Present indications are that Congress would authorize the funds only under pressure from a widespread popular demand. So far there is no sign of a nationwide popular demand for American aid for the rebels. This is an instance where Mr. Reagan's rhetoric has failed to rouse Congress or public opinion.
The explanation lies in a failure on the part of Congress and public opinion to see in the known facts about Nicaragua either the clear ``moral'' issue the President sees or a danger to American interests sufficient to justify what in international law would be (in fact already is) illegal.
It is illegal under international law to make war and commit acts of war without a declaration of war. Mr. Reagan has not asked Congress to declare war on Nicaragua. He has asked it for ``covert'' funds for a group of rebels collected by the CIA clandestinely (in the beginning) so that they could continue to carry war into Nicaragua.
This is in fact waging war against a government that the US still officially and publicly recognizes as the government of Nicaragua. It is making war without admitting it openly and officially. It also amounts to attempted interference in the internal affairs of another country.
Making war without a declaration of war and interfering in the internal affairs of another country are contrary to the general body of international law and violate scores of commitments made by the US to its neighbors in the Americas and to the rest of the world in the Charter of the United Nations.
It is also unusual for the US to export offensive action. Mr. Reagan and Mr. Shultz are correct that the US has frequently in the past gone to the aid of ``freedom fighters,'' but usually when they were on the defensive against an offensive from outside.
The classic first case in the post-World War II period was the defense of Greece and Turkey under the Truman Doctrine. The US acted in both cases to support a legal government with general public support against an insurgent minority coming from outside.
When the Republicans took office in 1952, their secretary of state, John Foster Dulles, wrote a revision of the Truman Doctrine, under which he practiced support for any noncommunist regime under communist threat, provided that government was in control of most of the country and was supported by a popular majority willing and ready to fight for its freedom.
The contras could not qualify for US support under the Dulles formula.
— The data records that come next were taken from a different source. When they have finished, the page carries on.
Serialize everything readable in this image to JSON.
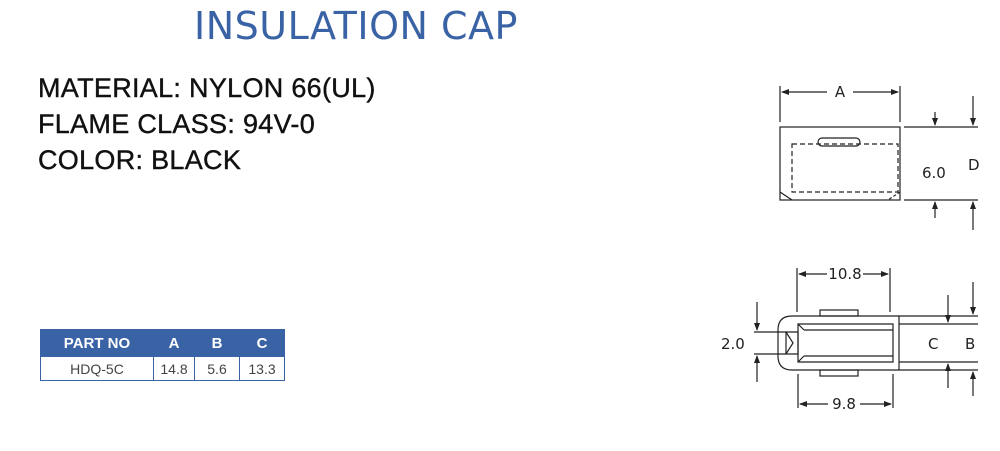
{
  "title": "INSULATION CAP",
  "specs": {
    "material": "MATERIAL: NYLON 66(UL)",
    "flame_class": "FLAME CLASS: 94V-0",
    "color": "COLOR: BLACK"
  },
  "table": {
    "headers": [
      "PART NO",
      "A",
      "B",
      "C"
    ],
    "rows": [
      [
        "HDQ-5C",
        "14.8",
        "5.6",
        "13.3"
      ]
    ]
  },
  "drawing": {
    "label_a": "A",
    "label_d": "D",
    "dim_height": "6.0",
    "dim_top_length": "10.8",
    "dim_bottom_length": "9.8",
    "dim_left": "2.0",
    "label_c": "C",
    "label_b": "B"
  },
  "colors": {
    "accent": "#3a63a6",
    "text": "#111111"
  }
}
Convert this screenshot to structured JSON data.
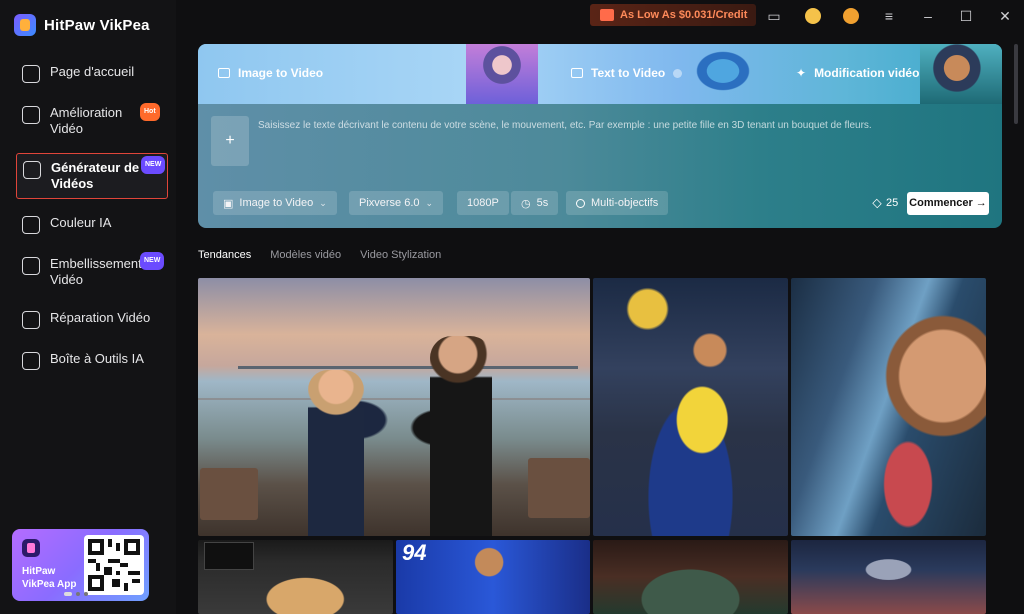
{
  "app": {
    "name": "HitPaw VikPea"
  },
  "sidebar": {
    "items": [
      {
        "label": "Page d'accueil",
        "badge": ""
      },
      {
        "label": "Amélioration\nVidéo",
        "badge": "Hot"
      },
      {
        "label": "Générateur de\nVidéos",
        "badge": "NEW",
        "active": true
      },
      {
        "label": "Couleur IA",
        "badge": ""
      },
      {
        "label": "Embellissement\nVidéo",
        "badge": "NEW"
      },
      {
        "label": "Réparation Vidéo",
        "badge": ""
      },
      {
        "label": "Boîte à Outils IA",
        "badge": ""
      }
    ],
    "app_card": {
      "label": "HitPaw\nVikPea App"
    }
  },
  "titlebar": {
    "promo": "As Low As $0.031/Credit",
    "icons": [
      "message-icon",
      "coin-icon",
      "user-avatar-icon",
      "menu-icon",
      "minimize-icon",
      "maximize-icon",
      "close-icon"
    ]
  },
  "hero": {
    "tabs": [
      "Image to Video",
      "Text to Video",
      "Modification vidéo"
    ],
    "add_label": "+",
    "prompt_placeholder": "Saisissez le texte décrivant le contenu de votre scène, le mouvement, etc. Par exemple : une petite fille en 3D tenant un bouquet de fleurs.",
    "controls": {
      "mode": "Image to Video",
      "model": "Pixverse 6.0",
      "resolution": "1080P",
      "duration": "5s",
      "multi": "Multi-objectifs"
    },
    "credits": "25",
    "start": "Commencer →"
  },
  "categories": [
    "Tendances",
    "Modèles vidéo",
    "Video Stylization"
  ],
  "gallery": {
    "tile5_text": "94"
  },
  "colors": {
    "accent_active_border": "#e0453a",
    "badge_hot": "#ff6a2b",
    "badge_new": "#6b4bff",
    "promo_text": "#ff8a5a"
  }
}
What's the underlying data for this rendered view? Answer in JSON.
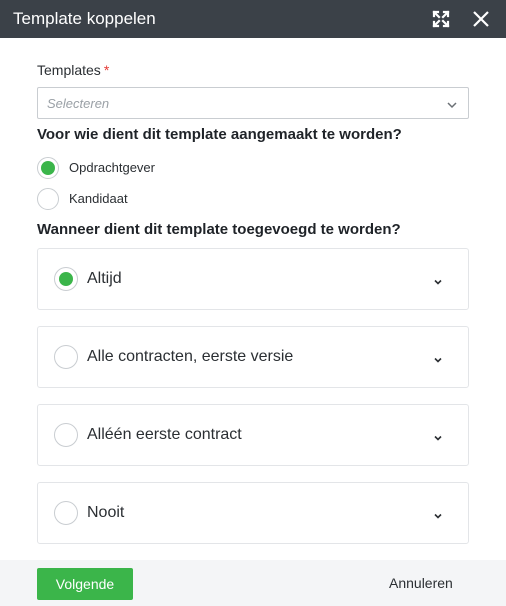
{
  "dialog": {
    "title": "Template koppelen"
  },
  "templates_field": {
    "label": "Templates",
    "required_marker": "*",
    "placeholder": "Selecteren"
  },
  "question_1": {
    "text": "Voor wie dient dit template aangemaakt te worden?",
    "options": [
      {
        "label": "Opdrachtgever",
        "selected": true
      },
      {
        "label": "Kandidaat",
        "selected": false
      }
    ]
  },
  "question_2": {
    "text": "Wanneer dient dit template toegevoegd te worden?",
    "options": [
      {
        "label": "Altijd",
        "selected": true
      },
      {
        "label": "Alle contracten, eerste versie",
        "selected": false
      },
      {
        "label": "Alléén eerste contract",
        "selected": false
      },
      {
        "label": "Nooit",
        "selected": false
      }
    ]
  },
  "footer": {
    "next_label": "Volgende",
    "cancel_label": "Annuleren"
  },
  "colors": {
    "titlebar": "#3b4148",
    "accent": "#3bb54a",
    "required": "#e53935"
  },
  "icons": {
    "expand": "expand-icon",
    "close": "close-icon",
    "chevron": "chevron-down-icon"
  }
}
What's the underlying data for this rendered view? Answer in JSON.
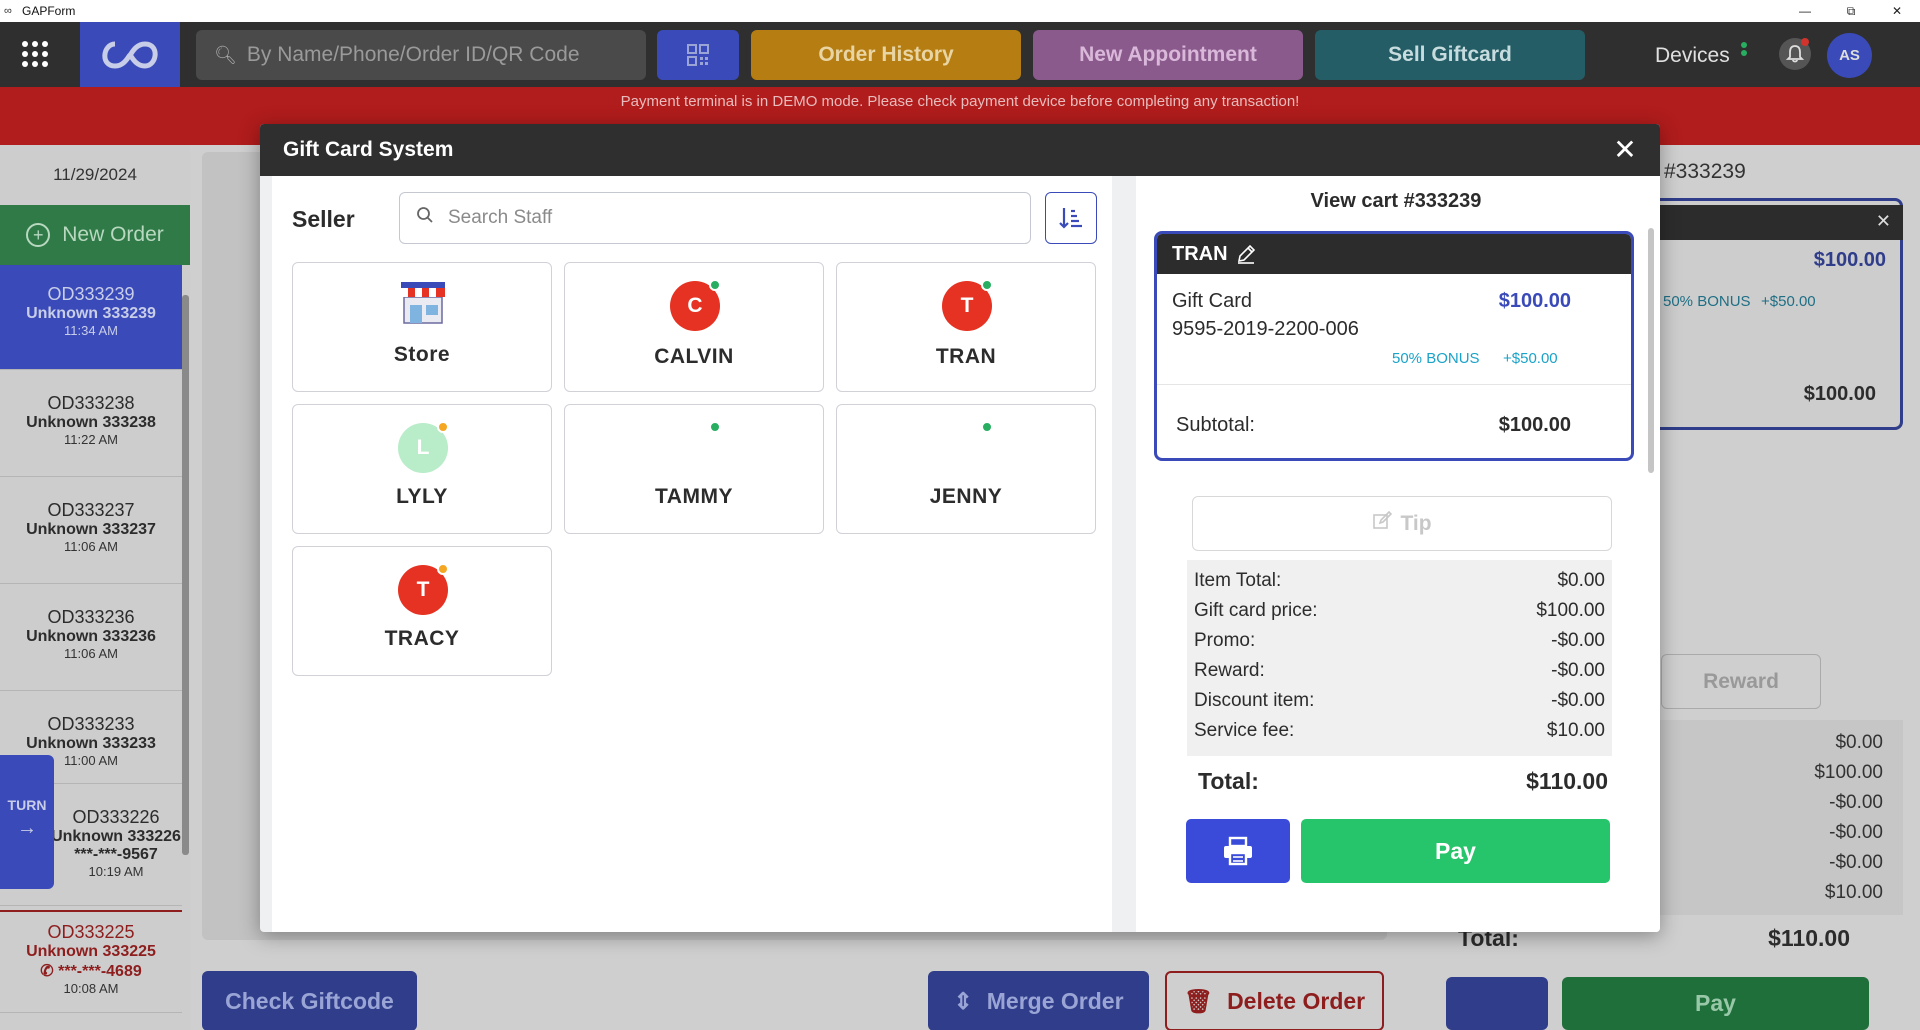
{
  "window": {
    "title": "GAPForm"
  },
  "header": {
    "search_placeholder": "By Name/Phone/Order ID/QR Code",
    "order_history_label": "Order History",
    "new_appointment_label": "New Appointment",
    "sell_giftcard_label": "Sell Giftcard",
    "devices_label": "Devices",
    "user_initials": "AS"
  },
  "banner": {
    "text": "Payment terminal is in DEMO mode. Please check payment device before completing any transaction!"
  },
  "sidebar": {
    "date": "11/29/2024",
    "new_order_label": "New Order",
    "turn_label": "TURN",
    "orders": [
      {
        "id": "OD333239",
        "customer": "Unknown 333239",
        "time": "11:34 AM"
      },
      {
        "id": "OD333238",
        "customer": "Unknown 333238",
        "time": "11:22 AM"
      },
      {
        "id": "OD333237",
        "customer": "Unknown 333237",
        "time": "11:06 AM"
      },
      {
        "id": "OD333236",
        "customer": "Unknown 333236",
        "time": "11:06 AM"
      },
      {
        "id": "OD333233",
        "customer": "Unknown 333233",
        "time": "11:00 AM"
      },
      {
        "id": "OD333226",
        "customer": "Unknown 333226",
        "phone": "***-***-9567",
        "time": "10:19 AM"
      },
      {
        "id": "OD333225",
        "customer": "Unknown 333225",
        "phone": "***-***-4689",
        "time": "10:08 AM"
      }
    ]
  },
  "bottom_bar": {
    "check_giftcode_label": "Check Giftcode",
    "merge_order_label": "Merge Order",
    "delete_order_label": "Delete Order"
  },
  "background_cart": {
    "title": "#333239",
    "price": "$100.00",
    "bonus_label": "50% BONUS",
    "bonus_amount": "+$50.00",
    "subtotal": "$100.00",
    "reward_label": "Reward",
    "summary_values": [
      "$0.00",
      "$100.00",
      "-$0.00",
      "-$0.00",
      "-$0.00",
      "$10.00"
    ],
    "total_label": "Total:",
    "total_value": "$110.00",
    "pay_label": "Pay"
  },
  "modal": {
    "title": "Gift Card System",
    "seller_label": "Seller",
    "staff_search_placeholder": "Search Staff",
    "staff": [
      {
        "name": "Store",
        "initial": "",
        "avatar_color": "",
        "status": ""
      },
      {
        "name": "CALVIN",
        "initial": "C",
        "avatar_color": "#e53222",
        "status": "green"
      },
      {
        "name": "TRAN",
        "initial": "T",
        "avatar_color": "#e53222",
        "status": "green"
      },
      {
        "name": "LYLY",
        "initial": "L",
        "avatar_color": "#b9ecc9",
        "status": "orange"
      },
      {
        "name": "TAMMY",
        "initial": "",
        "avatar_color": "",
        "status": "green"
      },
      {
        "name": "JENNY",
        "initial": "",
        "avatar_color": "",
        "status": "green"
      },
      {
        "name": "TRACY",
        "initial": "T",
        "avatar_color": "#e53222",
        "status": "orange"
      }
    ],
    "cart": {
      "title": "View cart #333239",
      "staff_name": "TRAN",
      "item_name": "Gift Card",
      "item_number": "9595-2019-2200-006",
      "item_price": "$100.00",
      "bonus_label": "50% BONUS",
      "bonus_amount": "+$50.00",
      "subtotal_label": "Subtotal:",
      "subtotal_value": "$100.00",
      "tip_label": "Tip",
      "summary": [
        {
          "label": "Item Total:",
          "value": "$0.00"
        },
        {
          "label": "Gift card price:",
          "value": "$100.00"
        },
        {
          "label": "Promo:",
          "value": "-$0.00"
        },
        {
          "label": "Reward:",
          "value": "-$0.00"
        },
        {
          "label": "Discount item:",
          "value": "-$0.00"
        },
        {
          "label": "Service fee:",
          "value": "$10.00"
        }
      ],
      "total_label": "Total:",
      "total_value": "$110.00",
      "pay_label": "Pay"
    }
  },
  "colors": {
    "brand_blue": "#3a4bb9",
    "pay_green": "#27c56b",
    "danger_red": "#b11c1c",
    "bonus_cyan": "#1aa3c8"
  }
}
The Sandinistas would have a better case.
Congress remains uncomfortable about making ``covert'' war and about trying to interfere in the internal affairs of another country. Besides, it finds it difficult to see menace in a Central American country of 3.2 million people with a standard of living below $900 per capita, a Navy of 300 men, an Air Force of 12 combat aircraft, and an Army of some 60,000.
Plenty of Soviet and Cuban ``advisers'' are in Nicaragua, but there is no solid evidence of major offensive weapons from them, and no strong evidence of major continuing aid to the rebels in neighboring El Salvador.
Under these circumstances the rhetoric seems out of scale. The chances are that Congress will refuse the funds unless the Nicaraguans invade a neighboring country or can be caught receiving major Soviet weapons. So far the Sandinista government in Nicaragua has failed to oblige by doing either one.